O debate ganha ainda mais relevância quando se observa que as mulheres concentram 53% dos casos de transtornos mentais relacionados ao trabalho e 72% dos atendimentos por burnout no SUS, revelando que desigualdade de gênero, assimetria de poder, dupla jornada e sobrecarga não são apenas problemas sociais, mas fatores estruturais de risco ocupacional.
“Inclusão e saúde mental no trabalho não são apenas pautas sociais. São estratégias econômicas para o desenvolvimento sustentável do Brasil”, expressa a conselheira federal Janine Alves. “O desenvolvimento do Século XXI exige que crescimento econômico e justiça social caminhem juntos. E a NR-1 é um marco importante nessa transição”.
Agir coletivamente
Em um contexto de avanço de formas cada vez mais instáveis de inserção profissional, as mulheres vêm sendo empurradas para um mercado de trabalho marcado pela precarização e insegurança. Novas atividades econômicas surgem sem regulação adequada, ampliando desproteção social e assimetrias de poder – um cenário que aprofunda desigualdades históricas de gênero no mundo do trabalho.
“Como agir coletivamente no âmbito público para, se não reverter, pelo menos conter a precarização?”, questiona a economista Lucia dos Santos Garcia, técnica do Departamento Intersindical de Estatísticas e Estudos Socioeconômicos (Dieese). “Precisamos olhar para a lei da igualdade salarial e fazê-la sair do papel. Precisamos regular as novas atividades econômicas, como os trabalhos exercidos por meio de aplicativos. Precisamos fazer valer as legislações que dizem respeito à educação e ao orçamento público para a questão do cuidado”.
Sorteio de livros
Durante o evento, quem estiver participando online poderá concorrer ao sorteio de três livros que abordam questões de gênero:
- Trabalho Doméstico (Juliana Teixeira) – O livro traça um painel histórico e social do trabalho doméstico no Brasil, com uma pesquisa bibliográfica aprofundada e entrevistas com mulheres de diferentes idades e origens que exercem a profissão.
- O Lado Invisível da Economia: Uma Visão Feminina do Capitalismo (Katrine Marçal) – Para a autora, o modelo patriarcal em que a economia está fundamentada explica por que ela funciona muito mais para os ricos do que para os pobres e mais para os homens do que para as mulheres. A solução para uma sociedade mais igualitária, defende a autora, está no pensamento econômico feminista.

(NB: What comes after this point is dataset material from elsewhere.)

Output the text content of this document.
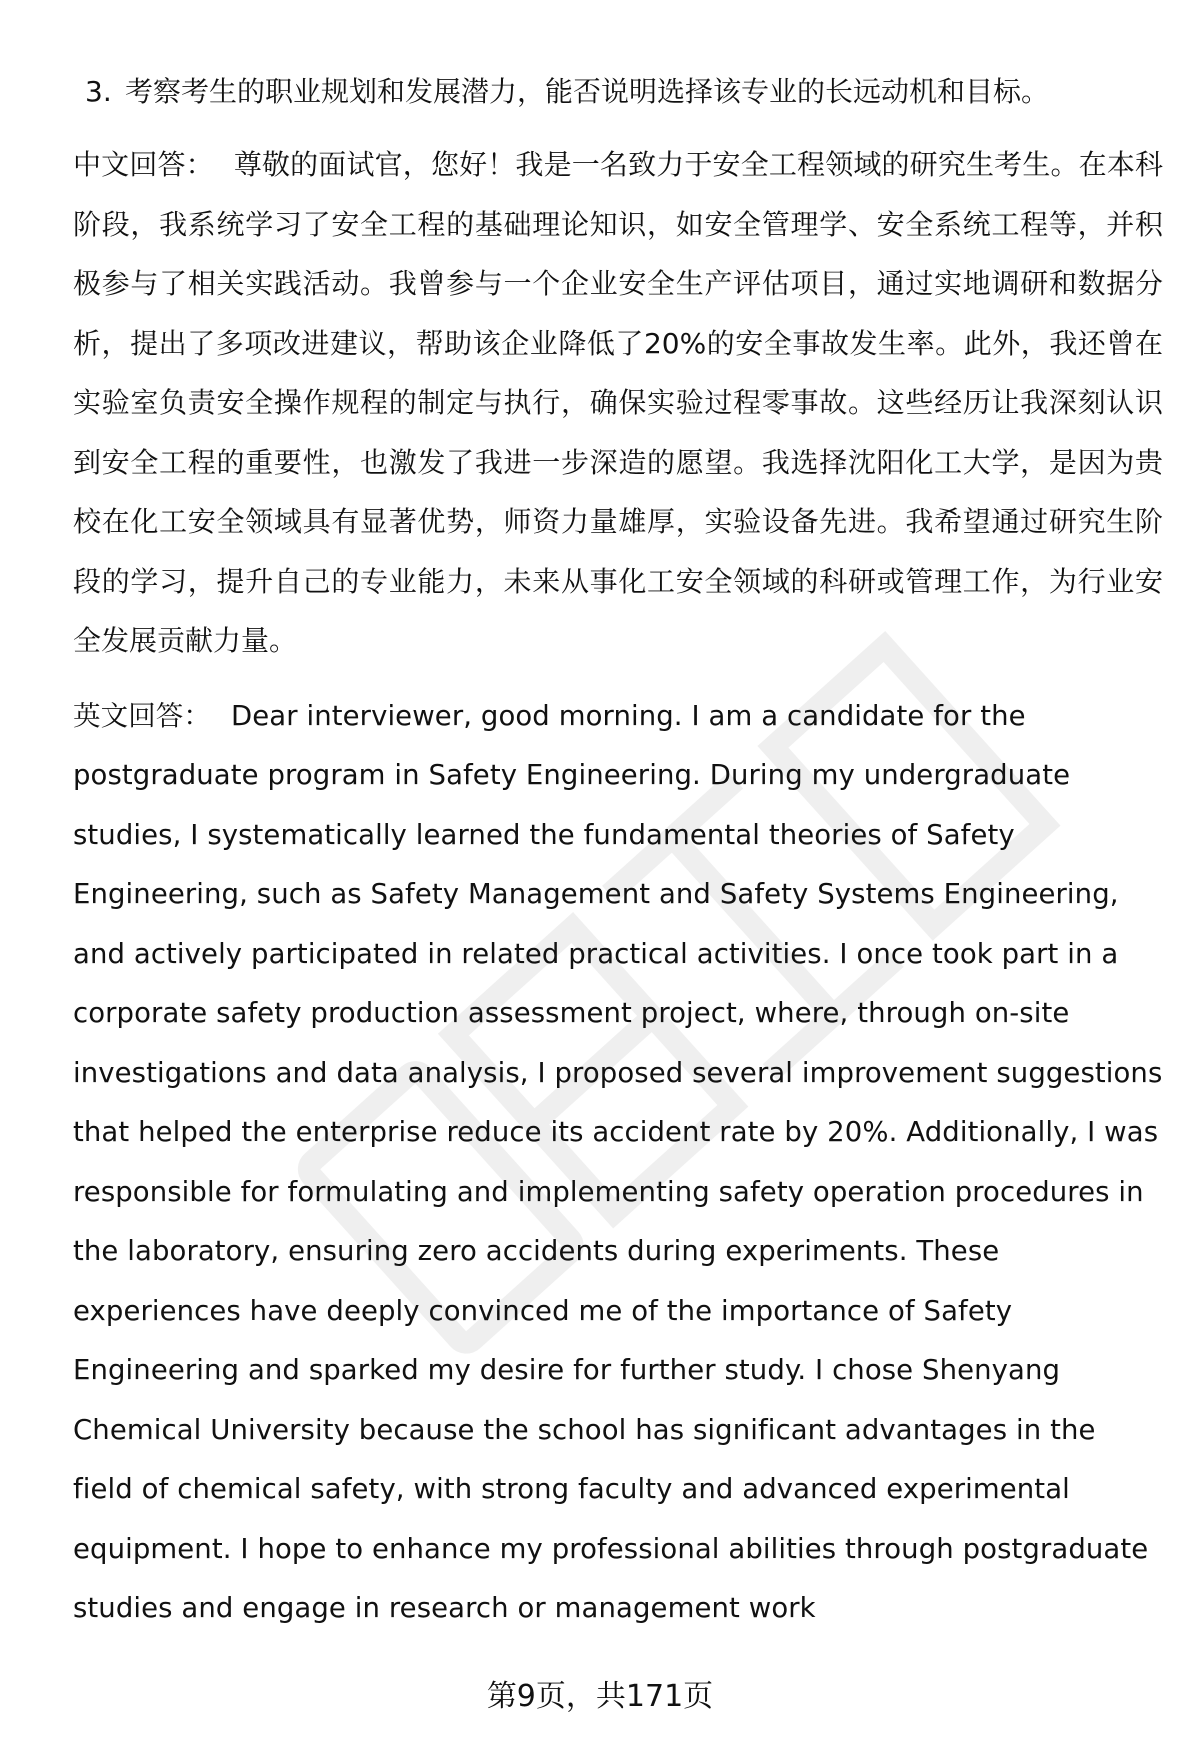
3. 考察考生的职业规划和发展潜力，能否说明选择该专业的长远动机和目标。
中文回答： 尊敬的面试官，您好！我是一名致力于安全工程领域的研究生考生。在本科阶段，我系统学习了安全工程的基础理论知识，如安全管理学、安全系统工程等，并积极参与了相关实践活动。我曾参与一个企业安全生产评估项目，通过实地调研和数据分析，提出了多项改进建议，帮助该企业降低了20%的安全事故发生率。此外，我还曾在实验室负责安全操作规程的制定与执行，确保实验过程零事故。这些经历让我深刻认识到安全工程的重要性，也激发了我进一步深造的愿望。我选择沈阳化工大学，是因为贵校在化工安全领域具有显著优势，师资力量雄厚，实验设备先进。我希望通过研究生阶段的学习，提升自己的专业能力，未来从事化工安全领域的科研或管理工作，为行业安全发展贡献力量。
英文回答： Dear interviewer, good morning. I am a candidate for the postgraduate program in Safety Engineering. During my undergraduate studies, I systematically learned the fundamental theories of Safety Engineering, such as Safety Management and Safety Systems Engineering, and actively participated in related practical activities. I once took part in a corporate safety production assessment project, where, through on-site investigations and data analysis, I proposed several improvement suggestions that helped the enterprise reduce its accident rate by 20%. Additionally, I was responsible for formulating and implementing safety operation procedures in the laboratory, ensuring zero accidents during experiments. These experiences have deeply convinced me of the importance of Safety Engineering and sparked my desire for further study. I chose Shenyang Chemical University because the school has significant advantages in the field of chemical safety, with strong faculty and advanced experimental equipment. I hope to enhance my professional abilities through postgraduate studies and engage in research or management work
第9页，共171页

- O Patriarcado do Salário (Silvia Federici) – A obra traz uma série de artigos que abordam a relação entre marxismo e feminismo do ponto de vista da reprodução social, apontando como a exploração do trabalho doméstico e de cuidados, exercido sem remuneração pelas mulheres, teve e tem papel central na consolidação e sustentação do sistema capitalista.
Participantes
Tania Cristina Teixeira é economista, doutora em Economia Aplicada pela Universidade de Valência (Espanha) e professora da PUC Minas. É conselheira do Cofecon desde 2024 e presidenta da autarquia desde 2025.
Teresinha de Jesus Ferreira da Silva é graduada em Ciências Econômicas pela UFPI, com mestrado em Desenvolvimento e Meio Ambiente pela mesma instituição. É superintendente do Instituto do Patrimônio Histórico e Artístico Nacional (Iphan) no Piauí.
Lucia dos Santos Garcia é graduada em Ciência Econômicas (UFRGS), com mestrado em Economia pela mesma instituição. É técnica do Departamento Intersindical de Estatísticas e Estudos Socioeconômicos (Dieese).
Janine da Silva Alves Bello é economista e doutora em Engenharia e Gestão do Conhecimento (UFSC). É vice-líder do Grupo de Pesquisa Interdisciplinar em Conhecimento, Aprendizagem e Memória Organizacional (UFSC) e colunista do portal Making Of.